En France, lors de l’examen de la loi de transposition, la loi sur la confiance dans l’économie numérique (LCEN), le Conseil constitutionnel a réservé ce régime aux seuls contenus manifestement illicites. Ce sont ceux dont le caractère illicite frappe la rétine, est évident, flagrant. Dans le même temps, ce régime de responsabilité a posteriori n’a été réservé qu’aux intermédiaires dits passifs, ceux qui fournissent un service essentiellement technique.
La mécanique de l’article 13
L’article 13 joue justement sur ce levier en amplifiant dans le marbre de la loi des critères piochés au détour de la jurisprudence européenne. Il considère que les intermédiaires qui, en plus d’héberger, hiérarchisent, taguent, optimisent des contenus mis en ligne par les internautes deviennent directement actifs et donc responsables des illicéités, du moins celles commises sur le terrain du droit d’auteur.
D’une responsabilité a posteriori, le texte organise donc une responsabilité a priori et immédiate. Avec la menace d’une action en contrefaçon dès le premier octet illicite, les hébergeurs version article 13 doivent dès lors négocier avec les sociétés de gestion collective pour réévaluer le partage de valeur, et donc reverser davantage à l’industrie culturelle. Le fameux « value gap ».
Ce régime sévère concerne tous les intermédiaires, sauf six exceptions :
- Les micros, petites et moyennes entreprises
- Les prestataires sans finalité commerciale, comme les encyclopédies en ligne de type Wikipedia
- Les prestataires de clouds fermés, donc sans accès direct auprès du public
- Les plateformes de développement de logiciels de source ouverte
- Les places de marché
- Les sites autorisés par les titulaires de droits
En clair, sont visés les gros intermédiaires techniques et commerciaux, non les petits ou les encyclopédies comme Wikipédia par exemple... sauf s’agissant des contenus libres repris sur YouTube.
Les propositions de l’ASIC
Dans un billet, l’ASIC, qui regroupe Google, Facebook, Dailymotion ou encore Twitter, a justement pilonné ce régime à deux vitesses puisqu’« une telle approche n’aurait pour effet que de créer un plafond de verre que ces entreprises ne seraient jamais en mesure de dépasser ».

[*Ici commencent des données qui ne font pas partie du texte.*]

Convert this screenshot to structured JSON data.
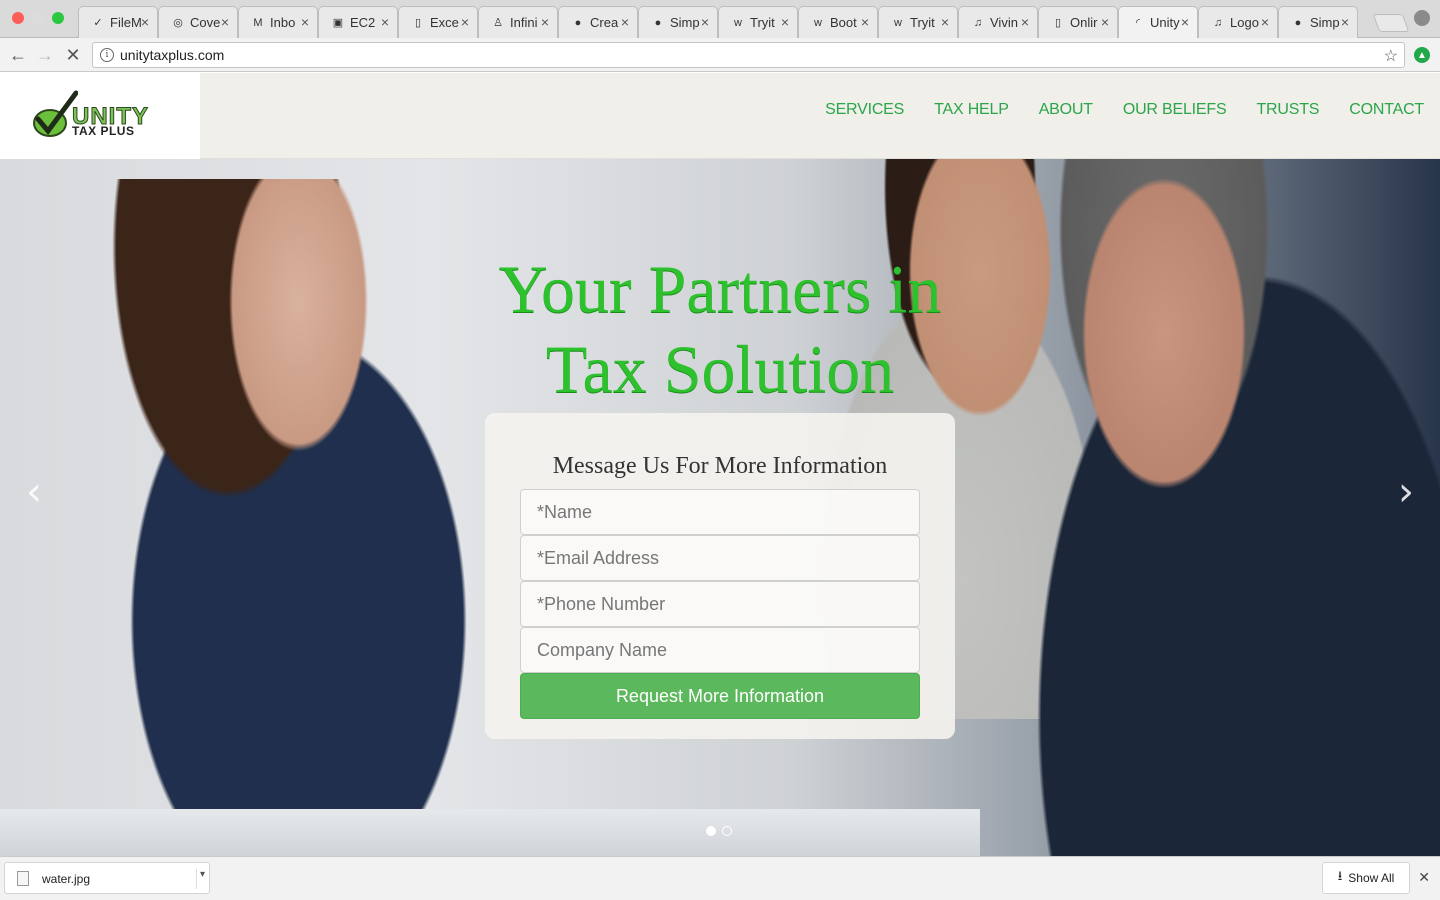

Elle prône au contraire un système de « best efforts », une obligation de moyens, davantage inspirée d’une logique de collaboration avec les autres acteurs. En somme, un régime de responsabilité « déterminé en fonction des moyens tant techniques qu’humains qui puissent être mis en oeuvre par chaque intermédiaire », non apprécié « de manière aveugle en fonction de la présence ou non de contenus contrefaisants ».

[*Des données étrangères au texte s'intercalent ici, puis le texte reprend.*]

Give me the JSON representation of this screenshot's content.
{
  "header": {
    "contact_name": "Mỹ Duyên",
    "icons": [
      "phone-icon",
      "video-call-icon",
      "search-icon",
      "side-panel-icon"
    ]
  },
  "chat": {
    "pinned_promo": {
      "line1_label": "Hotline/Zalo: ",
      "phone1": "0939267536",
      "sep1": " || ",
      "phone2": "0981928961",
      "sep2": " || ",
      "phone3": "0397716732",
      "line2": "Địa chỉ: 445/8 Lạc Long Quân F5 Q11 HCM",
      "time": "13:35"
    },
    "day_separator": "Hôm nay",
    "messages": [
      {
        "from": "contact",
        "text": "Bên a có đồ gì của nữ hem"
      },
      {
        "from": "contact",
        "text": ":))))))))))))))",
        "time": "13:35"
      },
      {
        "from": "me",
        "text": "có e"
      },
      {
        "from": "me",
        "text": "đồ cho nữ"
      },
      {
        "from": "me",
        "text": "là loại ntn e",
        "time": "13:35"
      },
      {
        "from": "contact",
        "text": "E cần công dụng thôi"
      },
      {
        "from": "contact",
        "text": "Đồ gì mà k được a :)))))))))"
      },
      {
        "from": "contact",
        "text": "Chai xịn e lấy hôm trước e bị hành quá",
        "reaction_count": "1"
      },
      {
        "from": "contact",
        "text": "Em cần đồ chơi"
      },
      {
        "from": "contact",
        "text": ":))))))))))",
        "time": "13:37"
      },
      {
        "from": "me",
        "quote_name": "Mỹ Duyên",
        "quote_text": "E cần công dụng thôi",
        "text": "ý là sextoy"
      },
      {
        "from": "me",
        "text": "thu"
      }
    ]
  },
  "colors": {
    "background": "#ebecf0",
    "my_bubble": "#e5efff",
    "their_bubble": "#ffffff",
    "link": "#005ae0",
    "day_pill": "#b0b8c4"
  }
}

Ces propositions semblent reprises dans les dernières versions portées par le Conseil, selon un document révélé par Politico.
Pour sa part, le patron de la plateforme de streaming Twitch a adressé un message aux vidéastes, jugeant sa future responsabilité dangereuse. « Vous pourriez avoir à fournir des attestations de droit d'auteur, des autorisations ou prendre d'autres mesures pour prouver votre conformité à des lois sur le copyright épineuses et compliquées. Les créateurs auraient sûrement à se battre contre les faux positifs associés à [un tel système] », prophétise la filiale d'Amazon.

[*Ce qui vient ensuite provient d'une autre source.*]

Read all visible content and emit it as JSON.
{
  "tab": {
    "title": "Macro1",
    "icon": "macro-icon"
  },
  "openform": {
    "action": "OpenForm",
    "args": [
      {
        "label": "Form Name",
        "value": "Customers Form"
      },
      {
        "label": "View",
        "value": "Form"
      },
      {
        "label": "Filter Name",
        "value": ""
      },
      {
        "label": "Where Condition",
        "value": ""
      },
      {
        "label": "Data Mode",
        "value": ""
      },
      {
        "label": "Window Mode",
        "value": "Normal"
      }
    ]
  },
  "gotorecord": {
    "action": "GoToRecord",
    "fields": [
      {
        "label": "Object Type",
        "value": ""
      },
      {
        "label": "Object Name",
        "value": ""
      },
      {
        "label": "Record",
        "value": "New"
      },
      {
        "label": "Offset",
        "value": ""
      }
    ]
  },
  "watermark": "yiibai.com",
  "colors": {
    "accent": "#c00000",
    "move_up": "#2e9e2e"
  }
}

Les trois scénarios de la SACEM
Du côté des partisans, la grille d’analyse est sans surprise différente. Dans Les Échos encore, David El Sayegh, ancien du Syndicat national de l’édition phonographique (SNEP) et désormais secrétaire général de la SACEM, veut d’abord rassurer. Selon lui, l’article 13 ne va entraîner aucun filtrage généralisé chez les acteurs concernés, contrairement à ce qui est affirmé par certains youtubeurs, accusés d’être des chevilles ouvrières de Mountain View.
Au contraire, ce régime va donner naissance à trois situations, toutes plus acceptables les unes que les autres.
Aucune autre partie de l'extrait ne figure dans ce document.